1 – Press Windows + R.

2 – Type outlook.exe /safe and press Enter.

 

outlook safe

 

3 – Use it for a bit. Smooth in Safe Mode? Then an add-in is your problem.

4 – If the Safe Mode works, you can disable the third-party add-ins in the Outlook and use it. If you disable them one at a time, you can narrow your search down to the culprit. 

 

How to Prevent This

  • Never keep PST or OST files inside OneDrive (or any synced folder). They’re always-open databases — sync and Outlook just fight over them.
  • Stay current on Windows updates. The fix for this lives in a later patch, so falling behind keeps you stuck.
  • Keep a local folder like C:\My Outlook Files for your data files. One spot, outside the cloud, and you always know where it is.
  • Back up the PST separately with a real backup tool — not by syncing it. That’s the safe way to protect it.

 

People Also Ask

How do I fix Outlook constantly freezing?

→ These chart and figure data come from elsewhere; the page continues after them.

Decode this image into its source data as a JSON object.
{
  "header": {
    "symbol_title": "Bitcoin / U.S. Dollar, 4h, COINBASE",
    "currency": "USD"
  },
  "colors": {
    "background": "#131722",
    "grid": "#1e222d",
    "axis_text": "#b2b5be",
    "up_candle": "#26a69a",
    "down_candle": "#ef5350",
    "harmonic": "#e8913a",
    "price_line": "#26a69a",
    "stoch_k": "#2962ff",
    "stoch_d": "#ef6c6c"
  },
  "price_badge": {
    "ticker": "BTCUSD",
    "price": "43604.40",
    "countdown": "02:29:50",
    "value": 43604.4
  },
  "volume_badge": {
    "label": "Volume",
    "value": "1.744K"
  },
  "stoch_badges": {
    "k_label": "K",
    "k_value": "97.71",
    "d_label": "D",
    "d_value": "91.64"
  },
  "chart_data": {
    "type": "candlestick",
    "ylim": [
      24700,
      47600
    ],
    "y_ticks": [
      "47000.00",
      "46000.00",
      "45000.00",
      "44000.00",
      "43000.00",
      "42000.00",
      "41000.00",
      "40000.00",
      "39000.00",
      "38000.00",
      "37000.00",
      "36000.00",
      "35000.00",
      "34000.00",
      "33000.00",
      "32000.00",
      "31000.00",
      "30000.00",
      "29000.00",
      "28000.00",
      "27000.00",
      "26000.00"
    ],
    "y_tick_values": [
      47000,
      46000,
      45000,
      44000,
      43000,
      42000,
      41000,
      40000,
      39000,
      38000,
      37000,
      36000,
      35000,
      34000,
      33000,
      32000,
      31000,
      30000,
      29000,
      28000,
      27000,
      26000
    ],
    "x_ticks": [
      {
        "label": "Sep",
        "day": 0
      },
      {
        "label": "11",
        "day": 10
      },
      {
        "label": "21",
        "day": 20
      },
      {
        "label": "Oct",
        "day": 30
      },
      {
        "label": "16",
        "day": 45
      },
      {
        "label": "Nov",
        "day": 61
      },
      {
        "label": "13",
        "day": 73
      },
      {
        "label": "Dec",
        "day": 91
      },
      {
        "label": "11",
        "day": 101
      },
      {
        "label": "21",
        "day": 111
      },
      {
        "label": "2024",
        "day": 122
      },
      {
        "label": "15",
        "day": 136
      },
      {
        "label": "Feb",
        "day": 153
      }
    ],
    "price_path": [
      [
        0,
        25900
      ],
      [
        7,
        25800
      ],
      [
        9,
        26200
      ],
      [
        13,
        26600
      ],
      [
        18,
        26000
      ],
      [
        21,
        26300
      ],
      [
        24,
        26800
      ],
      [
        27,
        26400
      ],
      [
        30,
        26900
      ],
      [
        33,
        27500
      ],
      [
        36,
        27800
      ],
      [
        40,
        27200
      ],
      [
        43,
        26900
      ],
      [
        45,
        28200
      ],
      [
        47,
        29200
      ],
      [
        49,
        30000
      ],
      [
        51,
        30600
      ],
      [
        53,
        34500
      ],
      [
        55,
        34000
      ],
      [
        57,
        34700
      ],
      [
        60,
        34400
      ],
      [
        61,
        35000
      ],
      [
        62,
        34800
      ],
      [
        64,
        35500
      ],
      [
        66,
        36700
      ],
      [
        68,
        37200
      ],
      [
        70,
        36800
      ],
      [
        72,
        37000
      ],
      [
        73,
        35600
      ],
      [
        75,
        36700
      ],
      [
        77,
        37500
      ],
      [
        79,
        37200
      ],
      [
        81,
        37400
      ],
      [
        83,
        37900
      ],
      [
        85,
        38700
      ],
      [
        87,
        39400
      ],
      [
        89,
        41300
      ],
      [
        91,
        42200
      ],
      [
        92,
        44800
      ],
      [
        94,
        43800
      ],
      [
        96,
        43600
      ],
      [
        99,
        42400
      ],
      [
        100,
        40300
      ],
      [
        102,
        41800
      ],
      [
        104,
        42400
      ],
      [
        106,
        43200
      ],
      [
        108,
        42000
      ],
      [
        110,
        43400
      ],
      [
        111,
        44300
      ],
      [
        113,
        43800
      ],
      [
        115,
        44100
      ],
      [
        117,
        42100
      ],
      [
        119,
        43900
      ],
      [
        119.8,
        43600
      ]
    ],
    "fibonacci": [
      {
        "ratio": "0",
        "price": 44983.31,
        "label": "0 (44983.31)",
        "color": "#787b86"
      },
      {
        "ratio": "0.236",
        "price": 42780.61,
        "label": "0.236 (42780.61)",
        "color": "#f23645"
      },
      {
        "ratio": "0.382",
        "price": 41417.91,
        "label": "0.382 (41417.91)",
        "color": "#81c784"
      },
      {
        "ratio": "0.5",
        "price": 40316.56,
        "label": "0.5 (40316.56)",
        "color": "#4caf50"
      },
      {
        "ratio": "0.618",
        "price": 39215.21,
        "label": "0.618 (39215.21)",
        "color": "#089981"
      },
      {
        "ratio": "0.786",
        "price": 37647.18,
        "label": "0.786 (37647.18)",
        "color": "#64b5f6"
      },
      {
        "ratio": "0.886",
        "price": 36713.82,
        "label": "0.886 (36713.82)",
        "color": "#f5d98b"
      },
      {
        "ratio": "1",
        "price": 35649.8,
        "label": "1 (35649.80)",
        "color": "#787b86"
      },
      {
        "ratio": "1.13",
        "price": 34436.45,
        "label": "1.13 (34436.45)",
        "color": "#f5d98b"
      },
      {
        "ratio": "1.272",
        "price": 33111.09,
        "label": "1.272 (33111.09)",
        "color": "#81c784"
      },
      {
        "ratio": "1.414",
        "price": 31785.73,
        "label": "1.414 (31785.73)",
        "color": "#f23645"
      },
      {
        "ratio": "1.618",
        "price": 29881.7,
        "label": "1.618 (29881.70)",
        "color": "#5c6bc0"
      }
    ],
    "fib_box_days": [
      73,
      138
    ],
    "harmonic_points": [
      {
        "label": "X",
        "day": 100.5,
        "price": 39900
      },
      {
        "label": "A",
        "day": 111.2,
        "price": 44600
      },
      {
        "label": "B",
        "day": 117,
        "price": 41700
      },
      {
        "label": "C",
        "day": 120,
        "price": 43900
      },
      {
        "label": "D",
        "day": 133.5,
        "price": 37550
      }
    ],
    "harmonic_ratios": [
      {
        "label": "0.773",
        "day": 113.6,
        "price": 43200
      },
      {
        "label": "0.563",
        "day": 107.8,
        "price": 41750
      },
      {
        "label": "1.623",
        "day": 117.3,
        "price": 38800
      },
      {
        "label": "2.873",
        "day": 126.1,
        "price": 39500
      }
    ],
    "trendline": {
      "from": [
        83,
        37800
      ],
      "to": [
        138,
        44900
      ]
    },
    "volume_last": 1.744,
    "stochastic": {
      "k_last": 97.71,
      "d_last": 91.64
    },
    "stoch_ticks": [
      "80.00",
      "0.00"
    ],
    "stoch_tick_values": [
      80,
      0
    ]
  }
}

Start with the cause. If your PST is in OneDrive, move it out. Then install the latest Windows update, since Microsoft patched a known freeze. 

Why is my Outlook PST file not syncing with OneDrive?

Usually, the PST files are quite large and always-open files, and OneDrive can corrupt them or deadlock Outlook trying. Store the PST locally and back it up separately instead of relying on cloud sync.